When “Dreams of Violets” played at Tribeca, the justification for the film — the reason given by Koosha to make it entirely with AI — is that it couldn’t have existed otherwise, and that the figures we’re seeing onscreen are all based on real people. Maybe that’s true, but effective art needs no justification. If you wanted to be cynical about it, you could say that Ash Koosha is exploiting the tragedy of his homeland to have the best possible excuse to craft an AI showreel. His company builds AI-based characters and has also played with using AI to generate pop music. In “Dreams of Violets,” he’s like the creator of Tilly Norwood pretending to be the director of a movie like “No Other Land.”
But if “Dreams of Violets,” as a movie, is mostly a bust, as an AI showreel it’s something more. Several critics have nitpicked visual flaws in the film’s design, but from moment to moment what I saw in “Dreams of Violence” looked plenty textured and realistic.

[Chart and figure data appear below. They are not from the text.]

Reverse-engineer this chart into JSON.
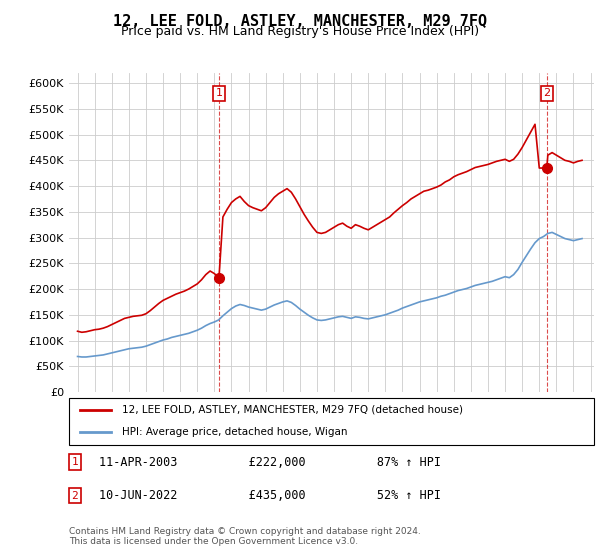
{
  "title": "12, LEE FOLD, ASTLEY, MANCHESTER, M29 7FQ",
  "subtitle": "Price paid vs. HM Land Registry's House Price Index (HPI)",
  "ylabel": "",
  "xlabel": "",
  "ylim": [
    0,
    620000
  ],
  "yticks": [
    0,
    50000,
    100000,
    150000,
    200000,
    250000,
    300000,
    350000,
    400000,
    450000,
    500000,
    550000,
    600000
  ],
  "ytick_labels": [
    "£0",
    "£50K",
    "£100K",
    "£150K",
    "£200K",
    "£250K",
    "£300K",
    "£350K",
    "£400K",
    "£450K",
    "£500K",
    "£550K",
    "£600K"
  ],
  "legend_entry1": "12, LEE FOLD, ASTLEY, MANCHESTER, M29 7FQ (detached house)",
  "legend_entry2": "HPI: Average price, detached house, Wigan",
  "transaction1_date": 2003.27,
  "transaction1_price": 222000,
  "transaction1_label": "1",
  "transaction1_text": "11-APR-2003    £222,000    87% ↑ HPI",
  "transaction2_date": 2022.44,
  "transaction2_price": 435000,
  "transaction2_label": "2",
  "transaction2_text": "10-JUN-2022    £435,000    52% ↑ HPI",
  "footer": "Contains HM Land Registry data © Crown copyright and database right 2024.\nThis data is licensed under the Open Government Licence v3.0.",
  "line_color_red": "#cc0000",
  "line_color_blue": "#6699cc",
  "background_color": "#ffffff",
  "grid_color": "#cccccc",
  "hpi_red": {
    "years": [
      1995.0,
      1995.25,
      1995.5,
      1995.75,
      1996.0,
      1996.25,
      1996.5,
      1996.75,
      1997.0,
      1997.25,
      1997.5,
      1997.75,
      1998.0,
      1998.25,
      1998.5,
      1998.75,
      1999.0,
      1999.25,
      1999.5,
      1999.75,
      2000.0,
      2000.25,
      2000.5,
      2000.75,
      2001.0,
      2001.25,
      2001.5,
      2001.75,
      2002.0,
      2002.25,
      2002.5,
      2002.75,
      2003.0,
      2003.27,
      2003.5,
      2003.75,
      2004.0,
      2004.25,
      2004.5,
      2004.75,
      2005.0,
      2005.25,
      2005.5,
      2005.75,
      2006.0,
      2006.25,
      2006.5,
      2006.75,
      2007.0,
      2007.25,
      2007.5,
      2007.75,
      2008.0,
      2008.25,
      2008.5,
      2008.75,
      2009.0,
      2009.25,
      2009.5,
      2009.75,
      2010.0,
      2010.25,
      2010.5,
      2010.75,
      2011.0,
      2011.25,
      2011.5,
      2011.75,
      2012.0,
      2012.25,
      2012.5,
      2012.75,
      2013.0,
      2013.25,
      2013.5,
      2013.75,
      2014.0,
      2014.25,
      2014.5,
      2014.75,
      2015.0,
      2015.25,
      2015.5,
      2015.75,
      2016.0,
      2016.25,
      2016.5,
      2016.75,
      2017.0,
      2017.25,
      2017.5,
      2017.75,
      2018.0,
      2018.25,
      2018.5,
      2018.75,
      2019.0,
      2019.25,
      2019.5,
      2019.75,
      2020.0,
      2020.25,
      2020.5,
      2020.75,
      2021.0,
      2021.25,
      2021.5,
      2021.75,
      2022.0,
      2022.44,
      2022.5,
      2022.75,
      2023.0,
      2023.25,
      2023.5,
      2023.75,
      2024.0,
      2024.25,
      2024.5
    ],
    "values": [
      118000,
      116000,
      117000,
      119000,
      121000,
      122000,
      124000,
      127000,
      131000,
      135000,
      139000,
      143000,
      145000,
      147000,
      148000,
      149000,
      152000,
      158000,
      165000,
      172000,
      178000,
      182000,
      186000,
      190000,
      193000,
      196000,
      200000,
      205000,
      210000,
      218000,
      228000,
      235000,
      230000,
      222000,
      340000,
      355000,
      368000,
      375000,
      380000,
      370000,
      362000,
      358000,
      355000,
      352000,
      358000,
      368000,
      378000,
      385000,
      390000,
      395000,
      388000,
      375000,
      360000,
      345000,
      332000,
      320000,
      310000,
      308000,
      310000,
      315000,
      320000,
      325000,
      328000,
      322000,
      318000,
      325000,
      322000,
      318000,
      315000,
      320000,
      325000,
      330000,
      335000,
      340000,
      348000,
      355000,
      362000,
      368000,
      375000,
      380000,
      385000,
      390000,
      392000,
      395000,
      398000,
      402000,
      408000,
      412000,
      418000,
      422000,
      425000,
      428000,
      432000,
      436000,
      438000,
      440000,
      442000,
      445000,
      448000,
      450000,
      452000,
      448000,
      452000,
      462000,
      475000,
      490000,
      505000,
      520000,
      435000,
      435000,
      460000,
      465000,
      460000,
      455000,
      450000,
      448000,
      445000,
      448000,
      450000
    ]
  },
  "hpi_blue": {
    "years": [
      1995.0,
      1995.25,
      1995.5,
      1995.75,
      1996.0,
      1996.25,
      1996.5,
      1996.75,
      1997.0,
      1997.25,
      1997.5,
      1997.75,
      1998.0,
      1998.25,
      1998.5,
      1998.75,
      1999.0,
      1999.25,
      1999.5,
      1999.75,
      2000.0,
      2000.25,
      2000.5,
      2000.75,
      2001.0,
      2001.25,
      2001.5,
      2001.75,
      2002.0,
      2002.25,
      2002.5,
      2002.75,
      2003.0,
      2003.25,
      2003.5,
      2003.75,
      2004.0,
      2004.25,
      2004.5,
      2004.75,
      2005.0,
      2005.25,
      2005.5,
      2005.75,
      2006.0,
      2006.25,
      2006.5,
      2006.75,
      2007.0,
      2007.25,
      2007.5,
      2007.75,
      2008.0,
      2008.25,
      2008.5,
      2008.75,
      2009.0,
      2009.25,
      2009.5,
      2009.75,
      2010.0,
      2010.25,
      2010.5,
      2010.75,
      2011.0,
      2011.25,
      2011.5,
      2011.75,
      2012.0,
      2012.25,
      2012.5,
      2012.75,
      2013.0,
      2013.25,
      2013.5,
      2013.75,
      2014.0,
      2014.25,
      2014.5,
      2014.75,
      2015.0,
      2015.25,
      2015.5,
      2015.75,
      2016.0,
      2016.25,
      2016.5,
      2016.75,
      2017.0,
      2017.25,
      2017.5,
      2017.75,
      2018.0,
      2018.25,
      2018.5,
      2018.75,
      2019.0,
      2019.25,
      2019.5,
      2019.75,
      2020.0,
      2020.25,
      2020.5,
      2020.75,
      2021.0,
      2021.25,
      2021.5,
      2021.75,
      2022.0,
      2022.25,
      2022.5,
      2022.75,
      2023.0,
      2023.25,
      2023.5,
      2023.75,
      2024.0,
      2024.25,
      2024.5
    ],
    "values": [
      69000,
      68000,
      68000,
      69000,
      70000,
      71000,
      72000,
      74000,
      76000,
      78000,
      80000,
      82000,
      84000,
      85000,
      86000,
      87000,
      89000,
      92000,
      95000,
      98000,
      101000,
      103000,
      106000,
      108000,
      110000,
      112000,
      114000,
      117000,
      120000,
      124000,
      129000,
      133000,
      136000,
      140000,
      148000,
      155000,
      162000,
      167000,
      170000,
      168000,
      165000,
      163000,
      161000,
      159000,
      161000,
      165000,
      169000,
      172000,
      175000,
      177000,
      174000,
      168000,
      161000,
      155000,
      149000,
      144000,
      140000,
      139000,
      140000,
      142000,
      144000,
      146000,
      147000,
      145000,
      143000,
      146000,
      145000,
      143000,
      142000,
      144000,
      146000,
      148000,
      150000,
      153000,
      156000,
      159000,
      163000,
      166000,
      169000,
      172000,
      175000,
      177000,
      179000,
      181000,
      183000,
      186000,
      188000,
      191000,
      194000,
      197000,
      199000,
      201000,
      204000,
      207000,
      209000,
      211000,
      213000,
      215000,
      218000,
      221000,
      224000,
      222000,
      228000,
      238000,
      252000,
      265000,
      278000,
      290000,
      298000,
      302000,
      308000,
      310000,
      306000,
      302000,
      298000,
      296000,
      294000,
      296000,
      298000
    ]
  }
}
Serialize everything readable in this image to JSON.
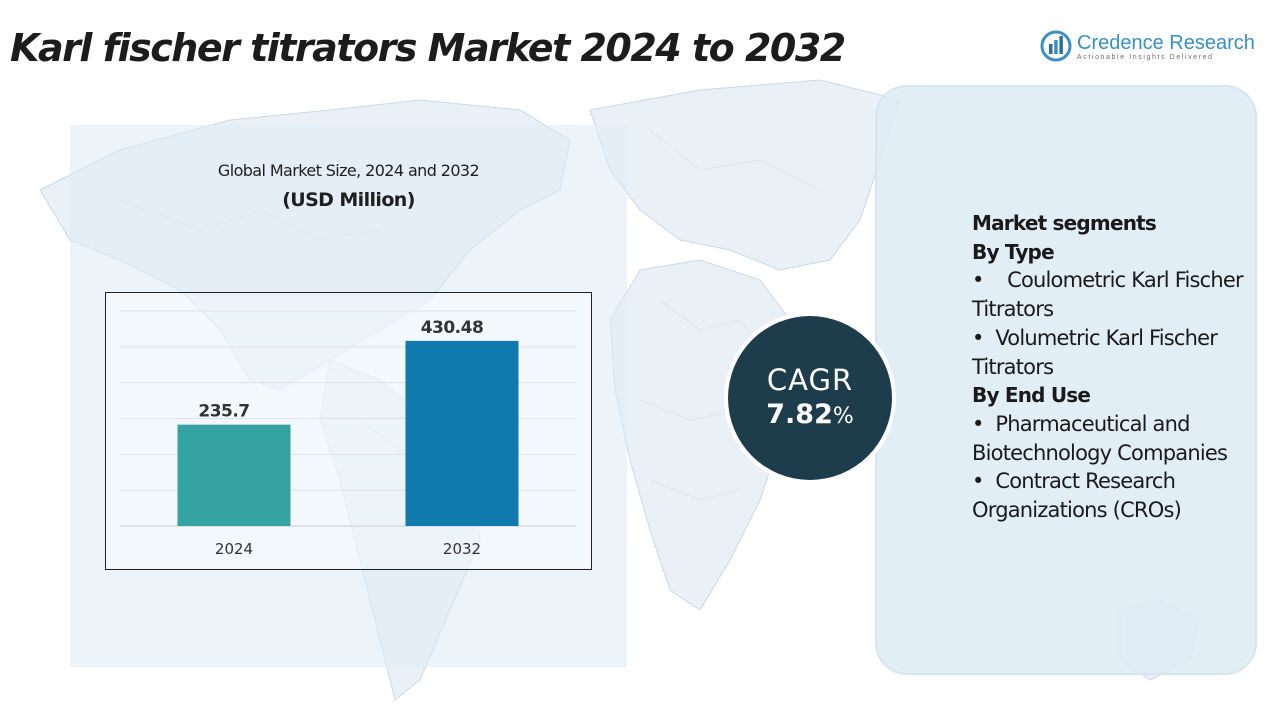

Does this mean that AI can “make a movie”? No. But it does mean that AI can give you scenes of roiling tumultuous Civil War set in the hurly-burly of Tehran at sunset, with soldiers roaming the streets and forcing citizens into vans as others scurry out of the way, and it can make you believe your eyes. And here’s the buried lead: The film’s entire budget was $2,000. I don’t want to be the bearer of bad news, but the most powerful message to emerge from
“Dreams of Violets” isn’t that the Iranian regime is a ruthless pack of totalitarian oppressors. It’s that $2,000 can now buy a hell of a lot of motion picture.